Individuellement et collectivement, nous avons besoin d’un temps de guérison, physiquement, émotionnellement et spirituellement. 2020, l’année du rat de métal, n’a pas été une année comme les autres. Les multiples bouleversements et incertitudes nous ont fait payer un lourd tribut.

Nous avons besoin de temps pour faire le deuil de tout ce que nous avons perdu et continuons de perdre. Non seulement les centaines de milliers d’Américains qui sont déjà morts du COVID-19, mais aussi les pertes d’emploi croissantes, l’augmentation de la violence domestique, la violence liée aux armes à feu et l’isolement social, en particulier pour nos personnes âgées et d’autres personnes à haut risque. Alors que nous entrons dans les jours les plus sombres de l’année ici dans l’hémisphère nord, parallèlement à la deuxième vague d’infections et de décès dus au COVID-19, nous devons trouver des moyens de garder espoir, d’être forts, résilients et résistants.

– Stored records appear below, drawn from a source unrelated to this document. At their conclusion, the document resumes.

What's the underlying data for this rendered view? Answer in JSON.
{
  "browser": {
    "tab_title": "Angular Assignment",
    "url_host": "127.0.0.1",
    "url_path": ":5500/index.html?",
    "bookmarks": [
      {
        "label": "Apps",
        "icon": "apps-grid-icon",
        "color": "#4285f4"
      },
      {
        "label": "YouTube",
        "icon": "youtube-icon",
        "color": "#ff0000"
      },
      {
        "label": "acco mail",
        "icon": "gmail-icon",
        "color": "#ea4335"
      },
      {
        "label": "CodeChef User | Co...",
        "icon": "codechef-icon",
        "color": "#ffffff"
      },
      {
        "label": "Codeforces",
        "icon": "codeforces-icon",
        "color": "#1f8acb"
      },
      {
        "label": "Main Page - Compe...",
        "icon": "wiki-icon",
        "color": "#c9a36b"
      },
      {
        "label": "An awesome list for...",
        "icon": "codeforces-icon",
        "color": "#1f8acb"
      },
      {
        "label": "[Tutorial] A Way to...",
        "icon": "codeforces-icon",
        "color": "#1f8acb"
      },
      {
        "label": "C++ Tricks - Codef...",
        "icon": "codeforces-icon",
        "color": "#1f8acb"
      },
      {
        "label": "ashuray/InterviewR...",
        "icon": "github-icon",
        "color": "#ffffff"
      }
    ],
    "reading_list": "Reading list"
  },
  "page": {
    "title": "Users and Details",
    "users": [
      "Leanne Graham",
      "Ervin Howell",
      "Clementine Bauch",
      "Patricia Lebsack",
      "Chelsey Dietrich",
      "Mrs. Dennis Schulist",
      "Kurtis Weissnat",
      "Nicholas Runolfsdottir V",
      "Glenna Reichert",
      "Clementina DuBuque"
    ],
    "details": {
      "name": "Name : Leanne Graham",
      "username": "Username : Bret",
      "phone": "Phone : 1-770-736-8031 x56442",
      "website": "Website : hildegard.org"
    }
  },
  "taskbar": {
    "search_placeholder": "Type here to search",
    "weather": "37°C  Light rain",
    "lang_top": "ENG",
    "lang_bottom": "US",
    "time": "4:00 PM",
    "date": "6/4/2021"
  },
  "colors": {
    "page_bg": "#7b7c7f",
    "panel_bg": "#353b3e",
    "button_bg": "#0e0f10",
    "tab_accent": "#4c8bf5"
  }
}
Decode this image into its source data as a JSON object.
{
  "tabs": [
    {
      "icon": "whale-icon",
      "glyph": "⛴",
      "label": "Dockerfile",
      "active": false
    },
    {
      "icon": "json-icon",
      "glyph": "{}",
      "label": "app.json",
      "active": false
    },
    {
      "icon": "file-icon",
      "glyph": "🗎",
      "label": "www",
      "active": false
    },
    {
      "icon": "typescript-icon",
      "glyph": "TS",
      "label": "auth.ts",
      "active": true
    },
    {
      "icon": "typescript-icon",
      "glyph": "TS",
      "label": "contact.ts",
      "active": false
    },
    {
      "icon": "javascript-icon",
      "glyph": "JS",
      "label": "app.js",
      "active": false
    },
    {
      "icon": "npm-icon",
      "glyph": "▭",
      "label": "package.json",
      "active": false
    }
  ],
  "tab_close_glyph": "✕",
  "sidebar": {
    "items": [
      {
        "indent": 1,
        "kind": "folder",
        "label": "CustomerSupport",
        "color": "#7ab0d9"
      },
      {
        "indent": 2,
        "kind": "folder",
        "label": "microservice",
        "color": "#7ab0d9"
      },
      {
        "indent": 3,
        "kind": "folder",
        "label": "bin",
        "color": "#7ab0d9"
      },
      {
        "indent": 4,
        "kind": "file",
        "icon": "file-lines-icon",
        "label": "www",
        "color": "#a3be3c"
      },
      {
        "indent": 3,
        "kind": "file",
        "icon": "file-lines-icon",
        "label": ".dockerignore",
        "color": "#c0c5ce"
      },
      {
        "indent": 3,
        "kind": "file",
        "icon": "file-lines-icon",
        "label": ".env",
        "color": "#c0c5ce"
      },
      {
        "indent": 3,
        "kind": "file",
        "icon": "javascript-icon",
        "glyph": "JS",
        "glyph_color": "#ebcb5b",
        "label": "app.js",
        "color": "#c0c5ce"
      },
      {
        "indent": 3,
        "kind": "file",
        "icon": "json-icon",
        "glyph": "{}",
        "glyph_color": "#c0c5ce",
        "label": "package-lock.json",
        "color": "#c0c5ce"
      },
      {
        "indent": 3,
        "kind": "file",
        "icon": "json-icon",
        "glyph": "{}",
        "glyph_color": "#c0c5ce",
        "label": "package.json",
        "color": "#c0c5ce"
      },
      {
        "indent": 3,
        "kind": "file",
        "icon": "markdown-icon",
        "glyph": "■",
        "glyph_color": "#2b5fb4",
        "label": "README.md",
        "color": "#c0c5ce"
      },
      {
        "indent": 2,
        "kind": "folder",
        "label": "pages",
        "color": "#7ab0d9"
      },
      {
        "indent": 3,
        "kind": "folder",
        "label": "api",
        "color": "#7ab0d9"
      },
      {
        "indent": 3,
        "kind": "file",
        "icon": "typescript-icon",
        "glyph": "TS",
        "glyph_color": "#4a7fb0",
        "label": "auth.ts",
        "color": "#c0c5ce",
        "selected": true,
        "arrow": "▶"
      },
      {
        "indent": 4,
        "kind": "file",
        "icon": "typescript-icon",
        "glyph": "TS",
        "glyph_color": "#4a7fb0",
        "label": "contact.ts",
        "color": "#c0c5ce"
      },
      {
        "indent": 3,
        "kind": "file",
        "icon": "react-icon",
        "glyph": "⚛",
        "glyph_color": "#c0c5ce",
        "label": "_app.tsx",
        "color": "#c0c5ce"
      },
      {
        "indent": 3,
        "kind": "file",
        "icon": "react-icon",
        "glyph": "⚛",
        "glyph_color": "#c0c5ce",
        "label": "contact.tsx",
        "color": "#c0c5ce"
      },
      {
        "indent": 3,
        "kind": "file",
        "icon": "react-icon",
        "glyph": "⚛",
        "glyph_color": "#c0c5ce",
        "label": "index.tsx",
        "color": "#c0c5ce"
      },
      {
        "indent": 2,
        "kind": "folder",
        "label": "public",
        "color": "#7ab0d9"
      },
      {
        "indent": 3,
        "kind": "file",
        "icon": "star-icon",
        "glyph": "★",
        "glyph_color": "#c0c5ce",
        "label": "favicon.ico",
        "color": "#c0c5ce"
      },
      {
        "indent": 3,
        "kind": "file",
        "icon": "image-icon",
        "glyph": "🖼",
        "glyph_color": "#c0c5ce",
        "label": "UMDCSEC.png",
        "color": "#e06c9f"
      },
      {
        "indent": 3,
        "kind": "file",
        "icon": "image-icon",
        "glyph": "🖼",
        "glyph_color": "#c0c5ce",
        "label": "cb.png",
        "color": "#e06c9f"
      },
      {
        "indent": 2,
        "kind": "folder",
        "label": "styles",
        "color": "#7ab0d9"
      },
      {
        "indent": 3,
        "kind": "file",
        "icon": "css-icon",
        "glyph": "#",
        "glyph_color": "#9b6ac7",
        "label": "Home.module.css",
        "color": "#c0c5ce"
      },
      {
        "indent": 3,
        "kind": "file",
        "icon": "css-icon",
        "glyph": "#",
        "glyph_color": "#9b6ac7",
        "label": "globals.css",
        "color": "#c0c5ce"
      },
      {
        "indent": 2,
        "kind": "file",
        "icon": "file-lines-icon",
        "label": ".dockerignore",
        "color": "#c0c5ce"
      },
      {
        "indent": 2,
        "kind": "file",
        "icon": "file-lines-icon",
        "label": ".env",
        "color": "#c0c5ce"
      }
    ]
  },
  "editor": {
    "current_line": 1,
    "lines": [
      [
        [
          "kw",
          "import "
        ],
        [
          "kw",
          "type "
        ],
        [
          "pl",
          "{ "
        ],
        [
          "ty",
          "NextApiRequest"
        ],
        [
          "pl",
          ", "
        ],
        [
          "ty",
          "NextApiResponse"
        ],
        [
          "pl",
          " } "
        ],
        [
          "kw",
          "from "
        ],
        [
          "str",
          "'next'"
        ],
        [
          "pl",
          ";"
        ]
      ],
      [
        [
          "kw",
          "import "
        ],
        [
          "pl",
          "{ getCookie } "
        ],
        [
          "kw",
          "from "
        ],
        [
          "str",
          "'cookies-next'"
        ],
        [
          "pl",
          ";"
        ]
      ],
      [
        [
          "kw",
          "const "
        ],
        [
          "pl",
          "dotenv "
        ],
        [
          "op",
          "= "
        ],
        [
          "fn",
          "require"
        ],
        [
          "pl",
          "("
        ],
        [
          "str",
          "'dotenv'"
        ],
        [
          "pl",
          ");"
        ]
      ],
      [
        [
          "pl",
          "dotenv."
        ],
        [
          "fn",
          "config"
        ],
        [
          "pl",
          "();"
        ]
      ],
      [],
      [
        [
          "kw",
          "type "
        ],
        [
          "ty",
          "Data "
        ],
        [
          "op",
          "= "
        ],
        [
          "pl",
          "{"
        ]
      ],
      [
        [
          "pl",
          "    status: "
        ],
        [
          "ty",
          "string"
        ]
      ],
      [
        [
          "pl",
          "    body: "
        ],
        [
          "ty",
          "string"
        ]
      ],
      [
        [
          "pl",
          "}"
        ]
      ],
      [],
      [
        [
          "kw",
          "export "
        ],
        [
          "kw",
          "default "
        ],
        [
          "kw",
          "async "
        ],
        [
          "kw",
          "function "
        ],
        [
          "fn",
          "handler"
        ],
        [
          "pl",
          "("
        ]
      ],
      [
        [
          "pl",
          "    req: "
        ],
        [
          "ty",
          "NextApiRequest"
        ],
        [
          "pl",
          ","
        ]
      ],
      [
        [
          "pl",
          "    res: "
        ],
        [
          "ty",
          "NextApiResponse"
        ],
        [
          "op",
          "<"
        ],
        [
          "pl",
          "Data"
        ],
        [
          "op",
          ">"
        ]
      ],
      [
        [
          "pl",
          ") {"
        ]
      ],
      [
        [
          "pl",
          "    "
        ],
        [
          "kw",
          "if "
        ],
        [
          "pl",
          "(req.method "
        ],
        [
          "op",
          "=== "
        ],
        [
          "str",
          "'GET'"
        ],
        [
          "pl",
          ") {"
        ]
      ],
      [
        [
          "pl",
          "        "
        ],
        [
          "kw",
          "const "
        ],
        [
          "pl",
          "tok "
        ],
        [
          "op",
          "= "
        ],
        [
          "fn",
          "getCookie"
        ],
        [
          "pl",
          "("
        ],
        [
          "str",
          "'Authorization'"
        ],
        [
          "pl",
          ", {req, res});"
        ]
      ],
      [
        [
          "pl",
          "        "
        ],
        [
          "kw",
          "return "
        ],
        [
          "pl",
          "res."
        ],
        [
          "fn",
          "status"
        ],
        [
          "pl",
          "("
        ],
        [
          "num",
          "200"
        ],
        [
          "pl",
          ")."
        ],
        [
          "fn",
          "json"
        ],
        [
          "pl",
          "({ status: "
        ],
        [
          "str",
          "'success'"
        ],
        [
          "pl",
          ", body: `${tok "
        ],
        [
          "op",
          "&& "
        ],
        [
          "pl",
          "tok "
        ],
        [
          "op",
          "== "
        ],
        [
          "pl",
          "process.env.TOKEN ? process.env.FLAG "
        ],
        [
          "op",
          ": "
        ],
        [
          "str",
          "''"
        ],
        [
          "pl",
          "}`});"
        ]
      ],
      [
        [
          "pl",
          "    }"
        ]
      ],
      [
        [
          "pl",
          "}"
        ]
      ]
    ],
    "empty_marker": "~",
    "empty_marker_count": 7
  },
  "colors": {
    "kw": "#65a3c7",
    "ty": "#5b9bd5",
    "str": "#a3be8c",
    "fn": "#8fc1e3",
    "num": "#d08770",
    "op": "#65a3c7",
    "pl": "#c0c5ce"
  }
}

Ce que nous vivons n’est pas un simple deuil. C’est un deuil compliqué. Comme le disent les auteurs de la Mayo Clinic , « le deuil compliqué est comme un état de deuil permanent et exacerbé qui vous empêche de guérir ». Les facteurs de risque d’un deuil compliqué sont l’isolement social, les antécédents de dépression et de SSPT, les expériences négatives vécues pendant l’enfance et d’autres facteurs de stress tels que les difficultés financières. Le traitement médical du deuil compliqué comprend, sans surprise, des conseils sur le deuil et des conseils cognitivo-comportementaux. Mais d’autres interventions thérapeutiques connues pour renforcer la résilience et atténuer les effets négatifs du deuil compliqué sont les thérapies artistiques, les récits narratifs et d’autres activités visant à donner du sens à la vie.

Terry Tempest Williams, écrivain féministe spécialisé dans la santé et la justice environnementales, a récemment déclaré lors d’une interview avec Pam Houston, en évoquant les effets très réels de l’effondrement du climat (incendies dans l’Ouest et ouragans incessants dans le Sud) et de la pandémie : « Nous n’avons pas fait notre deuil, nous n’avons pas pleuré les personnes perdues, et si vous ne pensez pas que cela ne nous reviendra pas en pleine figure (eh bien, vous vous trompez).

Références

Martha Kent , Mary C. Davies, « Resilience Training for Action and Agency to Stress and Trauma : Becoming the Hero of Your Own Life », dans The Resilience Handbook, eds. Kent, Davies et Reich, (Routledge, 2013), 227-44.

Josephine Ensign, Soul Stories : Voices from the Margins, (University of California Medical Humanities Press, 2018).